Julia: I’m excited to have you.

Tami: I’m excited too! Hi, My name is Tami Enfield. I own a social media marketing agency out of Northfield, Minnesota called Brand Yourself Consulting. I have been doing this specific work since 2011. That’s when I opened Brand Yourself. I have been in marketing for well over two decades, which makes me feel really old. 

Julia: You’re good! The other day, somebody was telling me that their kid was like, “You were born in the 1900s.” I was like, “Oh my gosh! That wasn’t that long ago.”

Tami: My daughter likes to tell me, “Mom, that is so 2000!” 

Julia: Oh my gosh! That’s crazy! How did you get into marketing?

Tami: It’s kind of by default. I went to school for graphic design, and that was back in 2001. And in order to get a decent design job behind the computer, you had to have a portfolio from about eight years of professional experience, which I had zero. So I ended up working for the local newspaper and found myself not loving sitting behind the computer. So I quickly went into sales there and started to develop ad campaigns, which just led me down a fun, windy path. I always wanted to open my own studio when I was in school. I thought I was gonna be an art director for the Target Corporation, because they’re based out of Minneapolis.

Julia: Yeah, Minnesota! They’re right there. So then, how did you get into social media?

Tami: Well, I was at a tiny bit of a crossroads in terms of what I wanted to do when I grew up. I was working as a marketing director for a disaster restoration franchise here in town, and started their social media campaign in 2008 or 2009, right when Facebook for Business came out. I was well connected and thought, well, here’s my chance. Ironically, they’re still a client of mine. I left on good terms, and she and I have stayed in contact, and we’re still running their social.

Julia: Talk about longevity and great retention. That’s awesome! And then you ended up in this alcoholic beverage industry?

Tami: I did! I love branding and graphic design was my background. I had the opportunity to brand a brewery in Rochester, Minnesota near the Mayo Clinic, and that brewery has done very, very well. I found some luck there, I guess. It was a good brand. I love the brand, it’s still my favorite. But I spoke at the Craft Brewers Conference in Philadelphia back in 2016, and that kind of shot me into how to brand craft beer. People kept telling me to niche down, and I kept resisting, because I get bored easily. Looking back, it’s really good I didn’t just niche down to Craft Brewery because I would’ve probably not survived COVID.

Julia: You and I are in the same boat when it comes to nicheing. There’s just too much to do in the world that you can’t just pick one thing. I just can’t pick one thing.

Tami: I like the idea of nicheing to a category.

Julia; Oh, I like that!

Tami: So it’s like finding the category of selling on social media for small businesses. That’s the category that I’m going towards.

Julia: I like it! One of the reasons I wanted Tami to come on is because she and I are both running social media agencies. We have some similar things going on, which is really fun. Everybody and their mother is basically a social media person now, but there is something about people who have done this for a lot of different brands. And so, Tami and I talk frequently, and it’s been just really fun to have somebody to collaborate with and share information with rather than hide behind the secrets.

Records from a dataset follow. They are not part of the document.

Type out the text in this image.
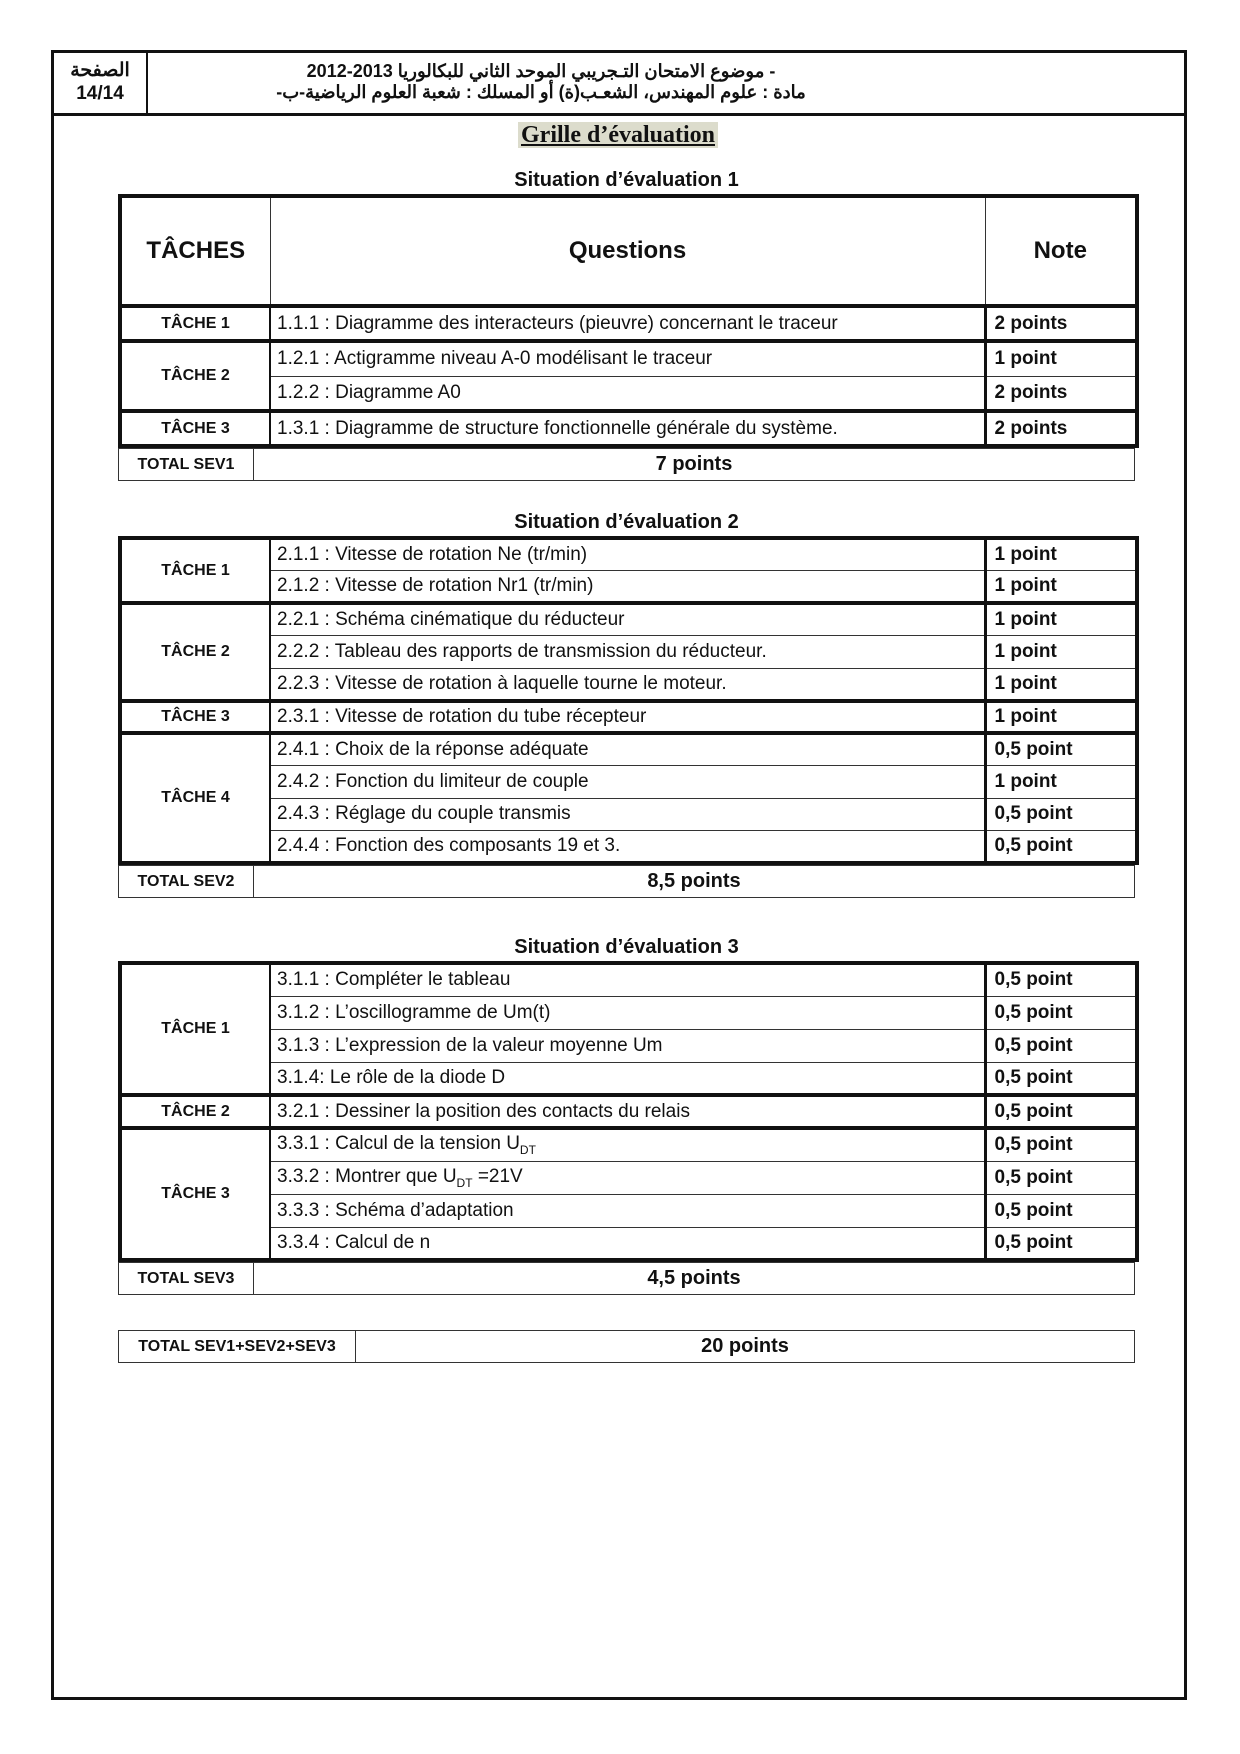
الصفحة
14/14
- موضوع الامتحان التـجريبي الموحد الثاني للبكالوريا 2013-2012
مادة : علوم المهندس، الشعـب(ة) أو المسلك : شعبة العلوم الرياضية-ب-
Grille d’évaluation
Situation d’évaluation 1
TÂCHES	Questions	Note
TÂCHE 1	1.1.1 : Diagramme des interacteurs (pieuvre) concernant le traceur	2 points
TÂCHE 2	1.2.1 : Actigramme niveau A-0 modélisant le traceur	1 point
	1.2.2 : Diagramme A0	2 points
TÂCHE 3	1.3.1 : Diagramme de structure fonctionnelle générale du système.	2 points
TOTAL SEV1	7 points
Situation d’évaluation 2
TÂCHE 1	2.1.1 : Vitesse de rotation Ne (tr/min)	1 point
	2.1.2 : Vitesse de rotation Nr1 (tr/min)	1 point
TÂCHE 2	2.2.1 : Schéma cinématique du réducteur	1 point
	2.2.2 : Tableau des rapports de transmission du réducteur.	1 point
	2.2.3 : Vitesse de rotation à laquelle tourne le moteur.	1 point
TÂCHE 3	2.3.1 : Vitesse de rotation du tube récepteur	1 point
TÂCHE 4	2.4.1 : Choix de la réponse adéquate	0,5 point
	2.4.2 : Fonction du limiteur de couple	1 point
	2.4.3 : Réglage du couple transmis	0,5 point
	2.4.4 : Fonction des composants 19 et 3.	0,5 point
TOTAL SEV2	8,5 points
Situation d’évaluation 3
TÂCHE 1	3.1.1 : Compléter le tableau	0,5 point
	3.1.2 : L’oscillogramme de Um(t)	0,5 point
	3.1.3 : L’expression de la valeur moyenne Um	0,5 point
	3.1.4: Le rôle de la diode D	0,5 point
TÂCHE 2	3.2.1 : Dessiner la position des contacts du relais	0,5 point
TÂCHE 3	3.3.1 : Calcul de la tension $U_{DT}$	0,5 point
	3.3.2 : Montrer que $U_{DT} =21V$	0,5 point
	3.3.3 : Schéma d’adaptation	0,5 point
	3.3.4 : Calcul de n	0,5 point
TOTAL SEV3	4,5 points
TOTAL SEV1+SEV2+SEV3	20 points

So in that, you shared with me recently about an informal survey that you did, and it was particularly about the biggest social roadblocks. Why did you decide you were gonna survey your community about it?

Tami: That’s a good question! To check my assumptions, I guess. I’ve been doing this work for a long time and hitting pain points in marketing is what we do for our clients. I wanted to make sure that I was still speaking to the pain points that my customers were struggling with. And like you said, everybody and their brother is a social media manager now, and there is a very distinct difference between a strategist and a content creator. It’s the same thing that happened in the photography industry; everybody got a digital camera and considered themselves a photographer, but there’s a right way and a wrong way to use light in photography, composition, and all sorts of stuff. So just checking in with people I follow to make sure that my assumptions were right or wrong.

Julia: What were your assumptions?

Tami: My assumptions were that people, specifically small businesses, struggle with what to post on social.

Julia: That’s what I would’ve assumed too! I was really surprised because what did you learn?

Tami: I learned that that is not at all what people struggle with. The deeper I dug, it was more about how to manage the large amounts of content or ideas they had in their head. It was never like sitting down, what should I say? It was more about how to say it in a way that drove the best results, what type of posts you should be publishing, what time, more of the strategy.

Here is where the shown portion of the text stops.